First: Were any other entrapping approaches made to Trump campaign officials, and by whom? Throughout this controversy, running in parallel to the Steele/MSNBC theory of Trump-Putin conspiracy, there has been another conspiratorial reading of events, which alleges a pattern of outreach to the Trump campaign by intelligence-community and Clintonworld affiliates masquerading as Russian envoys. “Taken together,” wrote Lee Smith last summer, “these efforts could be interpreted not as an investigation but a sting operation intended to dirty a presidential campaign.”

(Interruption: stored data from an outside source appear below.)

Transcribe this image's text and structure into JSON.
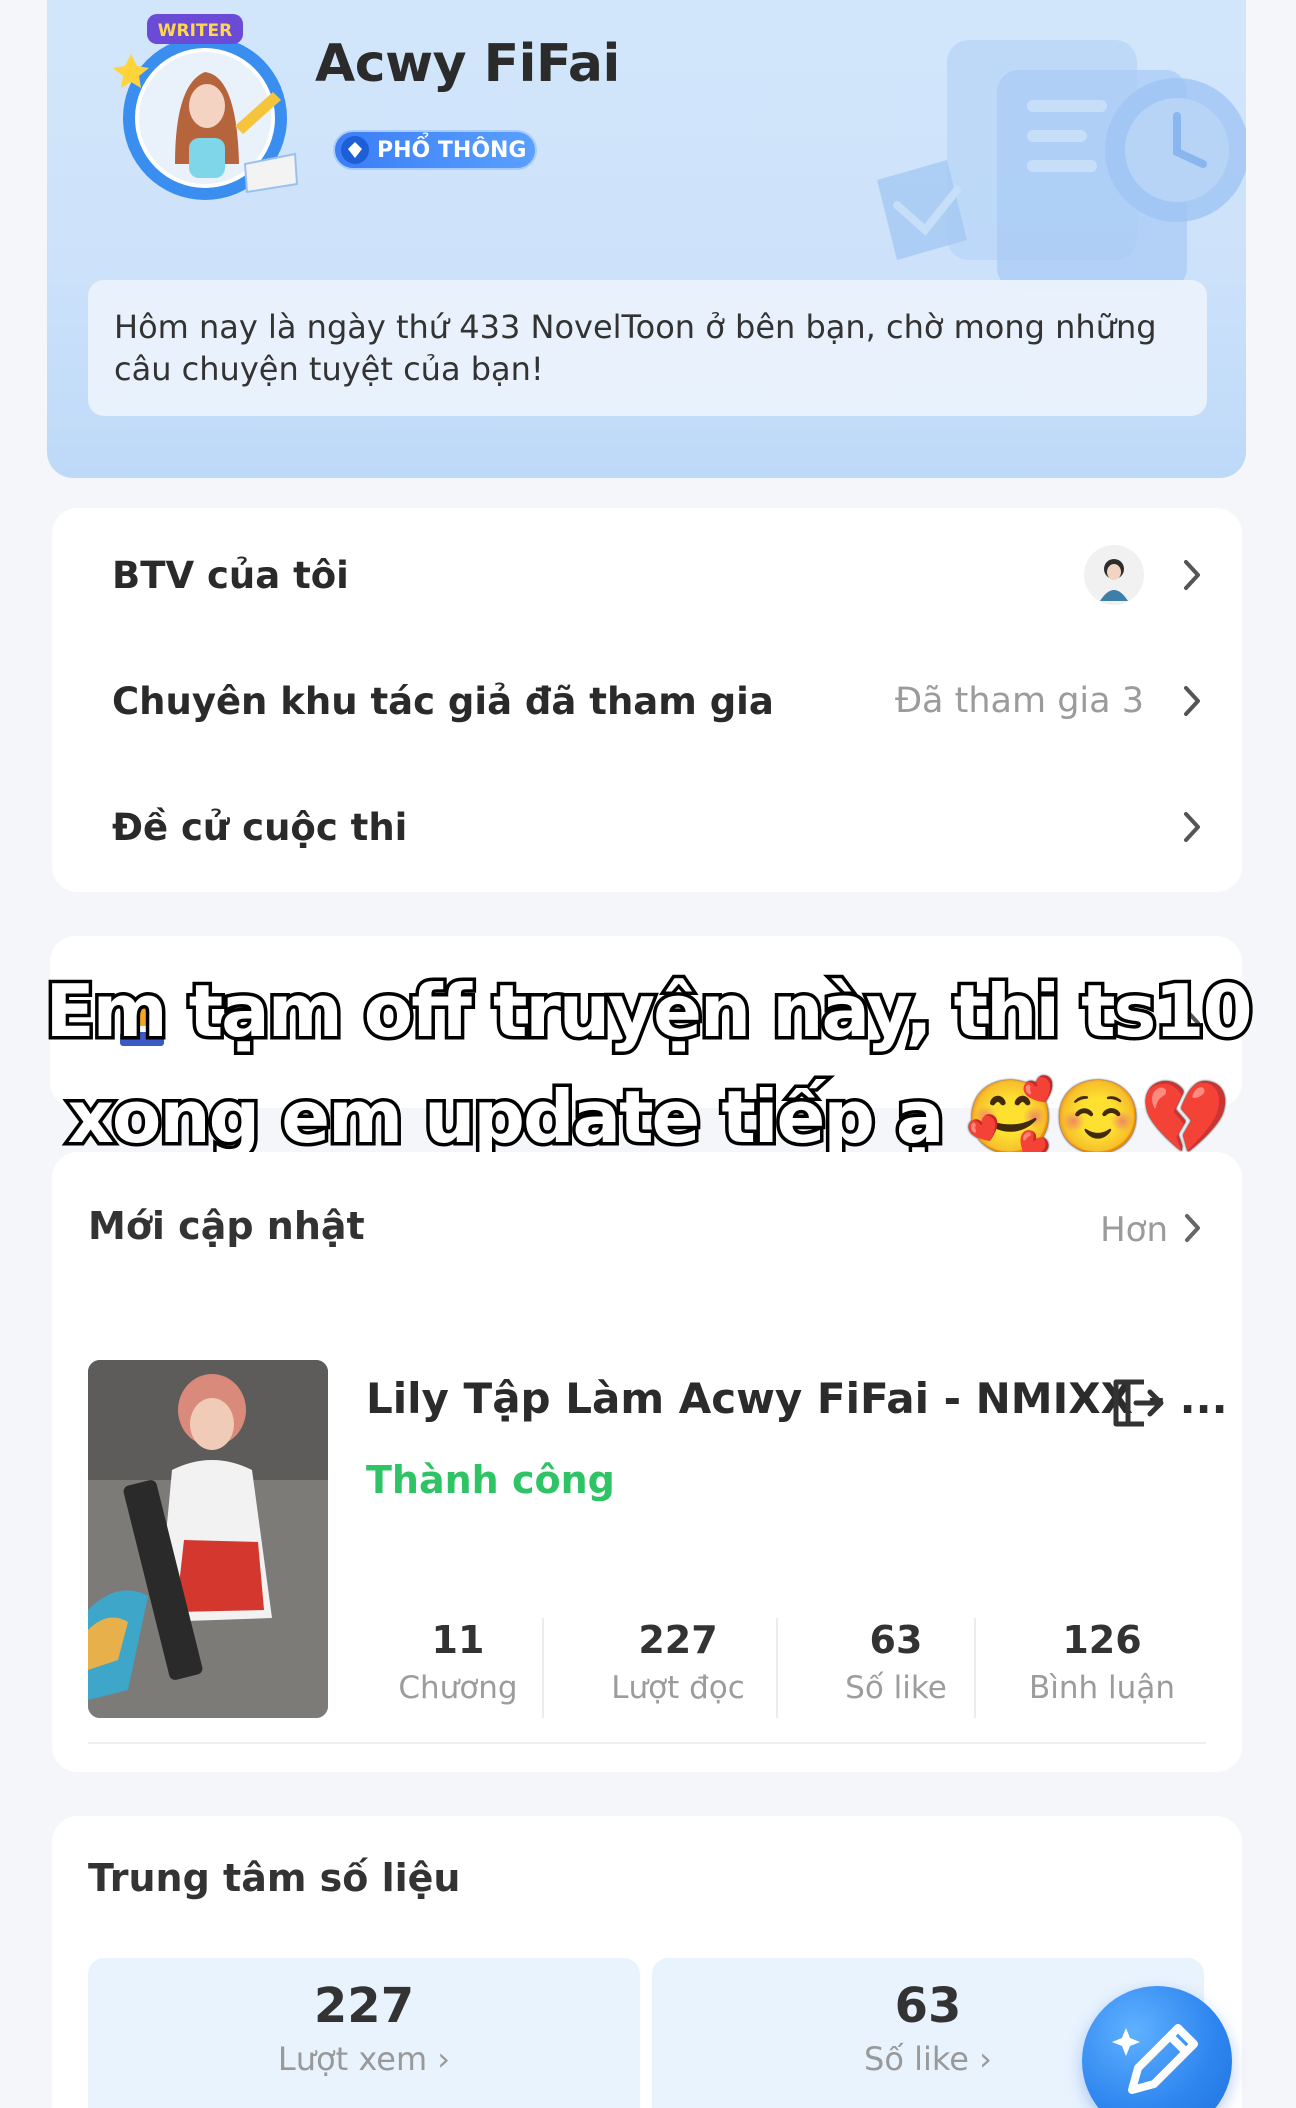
{
  "profile": {
    "avatar_badge_text": "WRITER",
    "name": "Acwy FiFai",
    "level_badge": "PHỔ THÔNG",
    "greeting": "Hôm nay là ngày thứ 433 NovelToon ở bên bạn, chờ mong những câu chuyện tuyệt của bạn!"
  },
  "menu": {
    "items": [
      {
        "label": "BTV của tôi",
        "value": ""
      },
      {
        "label": "Chuyên khu tác giả đã tham gia",
        "value": "Đã tham gia 3"
      },
      {
        "label": "Đề cử cuộc thi",
        "value": ""
      }
    ]
  },
  "overlay": {
    "line1": "Em tạm off truyện này, thi ts10",
    "line2": "xong em update tiếp ạ 🥰☺️💔"
  },
  "updates": {
    "title": "Mới cập nhật",
    "more_label": "Hơn",
    "story": {
      "title": "Lily Tập Làm Acwy FiFai - NMIXX - ...",
      "status": "Thành công",
      "stats": [
        {
          "value": "11",
          "label": "Chương"
        },
        {
          "value": "227",
          "label": "Lượt đọc"
        },
        {
          "value": "63",
          "label": "Số like"
        },
        {
          "value": "126",
          "label": "Bình luận"
        }
      ]
    }
  },
  "data_center": {
    "title": "Trung tâm số liệu",
    "boxes": [
      {
        "value": "227",
        "label": "Lượt xem ›"
      },
      {
        "value": "63",
        "label": "Số like ›"
      }
    ]
  },
  "colors": {
    "header_bg": "#cde2fa",
    "level_badge": "#3b7df6",
    "status_success": "#2ec466",
    "fab": "#2f86ef"
  },
  "icons": {
    "chevron": "chevron-right-icon",
    "export": "export-icon",
    "fab": "edit-pencil-icon",
    "trophy": "trophy-icon"
  }
}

I’m generally as skeptical of this counterconspiracy theory as of the maximalist collusion case. But it would be helpful to know more about some of the ambiguous characters involved. For instance, was Stefan Halper, the Cambridge academic used by the F.B.I. as a confidential informant, doing any outreach to Trumpworld before the F.B.I. investigation formally began, as the counter-conspiracists suggest? And what actually became of Joseph Mifsud, the mysterious Maltese professor whose meetings with Papadopoulos, in which Mifsud claimed to have high-level contacts in Russia, set in motion events leading to the F.B.I. opening its case? The counter-conspiracists suspect Mifsud of being connected to Western intelligence rather than the Kremlin, but nobody can ask him because he has simply disappeared.

Maybe more information on these points would just put the counter-conspiracy to bed. But if so that would be as welcome, and worth having, as Mueller’s “no proof of conspiracy” conclusion.